1. Search for content
1.1 Search for text or files on a site
- Go to the site you want to search. Site search results do not include content on a parent site or on adjacent sites. Make sure you’re at the top site for the search results you want.
- In the search box, type the word or phrase that you want to look for, and then click the Search button.
- By default, search results are displayed by relevance. To sort the results differently, click an option at the left pane. You can restrict queries by result type, author and modified date.
1.2 Search for text or files in a list or library
- Go to the list or library that you want to search.
- In the search box, type the word or phrase that you want to look for, and then click the looking glass icon.
- By default, search results are displayed ascendingly by name. To sort the results differently, click the different headers.
1.3 Write effective queries
Whether you search from a site, constructing an effective query can result in quickly finding the information you want. You can use a combination of free text, phrases, logical operators, and property-based restrictions look for information or people.
Here are some things to keep in mind when writing a query:
- Separate search terms with spaces The search results will list all content containing all of the words in any order.
- Search ignores capitalization A search for Author:John has the same results as a search for author:john.
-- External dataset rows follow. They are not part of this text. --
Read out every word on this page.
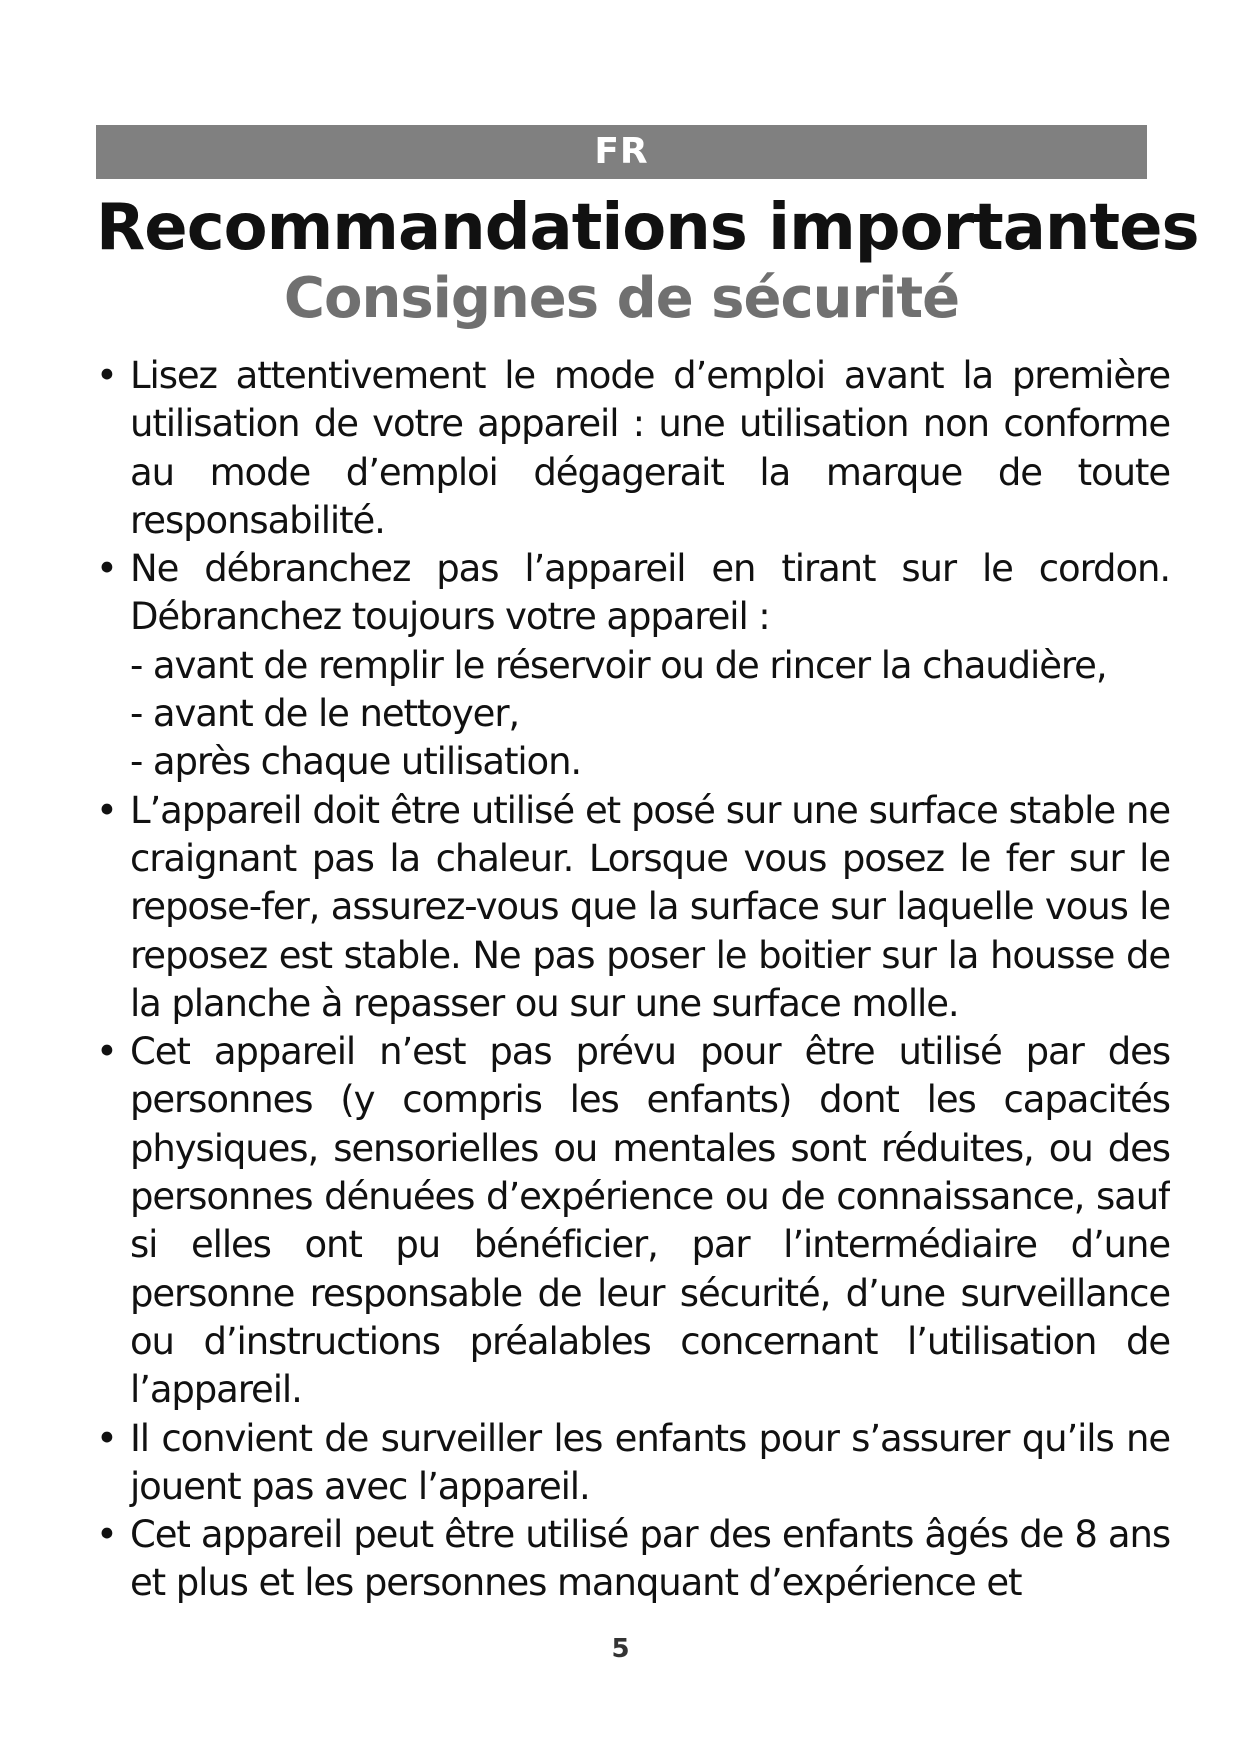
FR
Recommandations importantes
Consignes de sécurité
• Lisez attentivement le mode d’emploi avant la première utilisation de votre appareil : une utilisation non conforme au mode d’emploi dégagerait la marque de toute responsabilité.
• Ne débranchez pas l’appareil en tirant sur le cordon. Débranchez toujours votre appareil :
- avant de remplir le réservoir ou de rincer la chaudière,
- avant de le nettoyer,
- après chaque utilisation.
• L’appareil doit être utilisé et posé sur une surface stable ne craignant pas la chaleur. Lorsque vous posez le fer sur le repose-fer, assurez-vous que la surface sur laquelle vous le reposez est stable. Ne pas poser le boitier sur la housse de la planche à repasser ou sur une surface molle.
• Cet appareil n’est pas prévu pour être utilisé par des personnes (y compris les enfants) dont les capacités physiques, sensorielles ou mentales sont réduites, ou des personnes dénuées d’expérience ou de connaissance, sauf si elles ont pu bénéficier, par l’intermédiaire d’une personne responsable de leur sécurité, d’une surveillance ou d’instructions préalables concernant l’utilisation de l’appareil.
• Il convient de surveiller les enfants pour s’assurer qu’ils ne jouent pas avec l’appareil.
• Cet appareil peut être utilisé par des enfants âgés de 8 ans et plus et les personnes manquant d’expérience et
5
- Use quotation marks for exact results When you are sure that the document you want contains the exact words in the exact order of your query, put the query in quotes. Otherwise, it is best to leave the phrase unquoted. For example, a query for this article, Search for content will find only those articles where “search” AND “content” are together.
- Number of characters A query must be no longer than 255 characters.
1.4 Add Boolean logic to a query
Now that you know about the basics of search, you might want to add some parameters to make your search results more specific. SharePoint allows you to use Boolean logic to keywords and properties, which means connecting them with the operators AND, OR, NOT, + (PLUS), and – (MINUS) to construct a meaningful query. Use the following examples to help create successful queries.
Description and example
Use to find all words documents, regardless of their relationship. For example, apples AND oranges finds all documents containing both apples and oranges, but the two terms might not be concurrent in the documents.
Use OR to find all documents containing either word or words. For example, a search for C++ OR C# finds all documents containing either of those programming languages.
Use NOT to exclude certain results. For example, marketing AND forecast NOT budget will return documents containing the keywords marketing and forecast, but not budget.
The query SharePoint+Excel will return all documents containing both keywords.
The query SharePoint+Excel -Excel 2007 -Excel 2003 will return all documents containing keywords Excel 2003 and Excel 2007.